Multi-Scale Validation of MODIS LAI Products Based on Crop Growth Period

Abstract

Leaf area index (LAI) is one of the most important canopy structure parameters utilized in process-based models of climate, hydrology, and biogeochemistry. In order to determine the reliability and applicability of satellite LAI products, it is critical to validate satellite LAI products. Due to surface heterogeneity and scale effects, it is difficult to validate the accuracy of LAI products. In order to improve the spatio-temporal accuracy of satellite LAI products, we propose a new multi-scale LAI product validation method based on a crop growth cycle. In this method, we used the PROSAIL model to derive Advanced Spaceborne Thermal Emission and Reflection Radiometer (ASTER) LAI data and Gaofen-1 (GF-1) for the study area. The Empirical Bayes Kriging (EBK) interpolation method was used to perform a spatial multi-scale transformation of Moderate Resolution Imaging Spectroradiometer (MODIS) LAI products, GF-1 LAI data, and ASTER LAI data. Finally, MODIS LAI satellite products were compared with field measured LAI data, GF-1 LAI data, and ASTER LAI data during the growing season of crop field. This study was conducted in the agricultural oasis area of the middle reaches of the Heihe River Basin in northwestern China and the Conghua District of Guangzhou in Guangdong Province.
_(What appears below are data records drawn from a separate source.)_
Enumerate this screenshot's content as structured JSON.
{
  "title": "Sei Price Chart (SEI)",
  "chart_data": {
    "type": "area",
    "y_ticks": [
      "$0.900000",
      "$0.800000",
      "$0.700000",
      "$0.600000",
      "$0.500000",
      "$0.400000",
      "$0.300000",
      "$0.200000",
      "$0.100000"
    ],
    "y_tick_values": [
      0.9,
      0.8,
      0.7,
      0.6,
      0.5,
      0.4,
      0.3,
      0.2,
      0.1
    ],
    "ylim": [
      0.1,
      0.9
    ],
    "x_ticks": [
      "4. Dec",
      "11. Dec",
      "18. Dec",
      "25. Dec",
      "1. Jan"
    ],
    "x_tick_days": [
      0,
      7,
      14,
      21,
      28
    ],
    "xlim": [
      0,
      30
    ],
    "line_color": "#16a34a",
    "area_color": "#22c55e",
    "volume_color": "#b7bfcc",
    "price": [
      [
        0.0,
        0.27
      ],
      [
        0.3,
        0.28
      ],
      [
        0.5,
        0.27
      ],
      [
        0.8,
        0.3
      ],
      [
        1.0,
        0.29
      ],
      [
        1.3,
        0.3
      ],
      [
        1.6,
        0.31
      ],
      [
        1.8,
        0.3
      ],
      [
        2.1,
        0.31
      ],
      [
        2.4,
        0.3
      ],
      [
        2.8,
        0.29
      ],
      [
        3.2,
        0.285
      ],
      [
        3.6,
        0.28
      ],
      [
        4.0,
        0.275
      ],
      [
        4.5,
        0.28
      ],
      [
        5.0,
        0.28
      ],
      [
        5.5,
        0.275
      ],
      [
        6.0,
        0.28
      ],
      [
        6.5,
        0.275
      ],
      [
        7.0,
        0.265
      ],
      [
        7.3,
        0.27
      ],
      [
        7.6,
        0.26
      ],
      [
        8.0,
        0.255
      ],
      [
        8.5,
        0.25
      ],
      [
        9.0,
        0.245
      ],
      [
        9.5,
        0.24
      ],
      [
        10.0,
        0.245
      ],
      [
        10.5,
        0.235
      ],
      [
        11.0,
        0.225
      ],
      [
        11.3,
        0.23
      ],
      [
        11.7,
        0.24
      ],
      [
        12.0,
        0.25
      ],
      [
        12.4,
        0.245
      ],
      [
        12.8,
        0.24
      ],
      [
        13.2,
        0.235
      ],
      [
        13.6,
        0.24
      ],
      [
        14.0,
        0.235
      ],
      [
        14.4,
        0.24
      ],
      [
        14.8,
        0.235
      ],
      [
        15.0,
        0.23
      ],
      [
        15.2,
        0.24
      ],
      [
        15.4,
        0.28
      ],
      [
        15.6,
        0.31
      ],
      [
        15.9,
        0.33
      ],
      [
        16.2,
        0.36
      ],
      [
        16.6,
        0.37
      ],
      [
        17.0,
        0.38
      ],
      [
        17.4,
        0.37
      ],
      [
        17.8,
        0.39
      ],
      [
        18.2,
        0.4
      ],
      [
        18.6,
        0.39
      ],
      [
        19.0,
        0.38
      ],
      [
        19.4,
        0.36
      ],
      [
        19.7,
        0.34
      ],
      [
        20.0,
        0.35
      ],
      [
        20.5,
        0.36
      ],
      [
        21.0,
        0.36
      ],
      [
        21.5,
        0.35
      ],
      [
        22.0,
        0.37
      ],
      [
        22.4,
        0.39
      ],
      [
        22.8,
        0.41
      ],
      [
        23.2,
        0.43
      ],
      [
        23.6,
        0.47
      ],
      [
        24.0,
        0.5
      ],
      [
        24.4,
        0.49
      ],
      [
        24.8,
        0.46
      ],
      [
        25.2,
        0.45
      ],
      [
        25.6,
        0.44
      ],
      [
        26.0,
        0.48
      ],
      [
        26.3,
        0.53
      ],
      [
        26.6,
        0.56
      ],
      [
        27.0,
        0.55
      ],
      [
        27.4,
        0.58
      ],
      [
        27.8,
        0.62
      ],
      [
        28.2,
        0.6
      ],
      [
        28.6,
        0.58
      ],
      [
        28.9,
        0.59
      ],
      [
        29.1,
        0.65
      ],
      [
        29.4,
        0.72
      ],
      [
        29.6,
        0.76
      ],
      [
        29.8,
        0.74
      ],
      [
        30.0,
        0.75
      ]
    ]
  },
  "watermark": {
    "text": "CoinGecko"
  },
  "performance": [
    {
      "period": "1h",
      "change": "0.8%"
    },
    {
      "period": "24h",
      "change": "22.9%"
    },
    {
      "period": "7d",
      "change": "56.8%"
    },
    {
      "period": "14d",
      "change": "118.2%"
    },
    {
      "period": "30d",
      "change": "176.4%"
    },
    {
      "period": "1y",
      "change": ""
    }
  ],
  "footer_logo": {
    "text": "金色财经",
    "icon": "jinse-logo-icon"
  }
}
The results suggest that the validation accuracy of the multi-scale MODIS LAI products validated by ASTER LAI data were higher than those of the GF-1 LAI data and the reference field measured LAI data, showing a R2 of 0.758 and relative mean square error (RRMSE) of 28.73% for 15 m ASTER LAI and a R2 of 0.703 and RRMSE of 30.80% for 500 m ASTER LAI, which imply that the 15 m MODIS LAI product generated by the EBK method was more accurate than the 500 m and 8 m products. This study provides a new validation method for satellite remotely sensed products.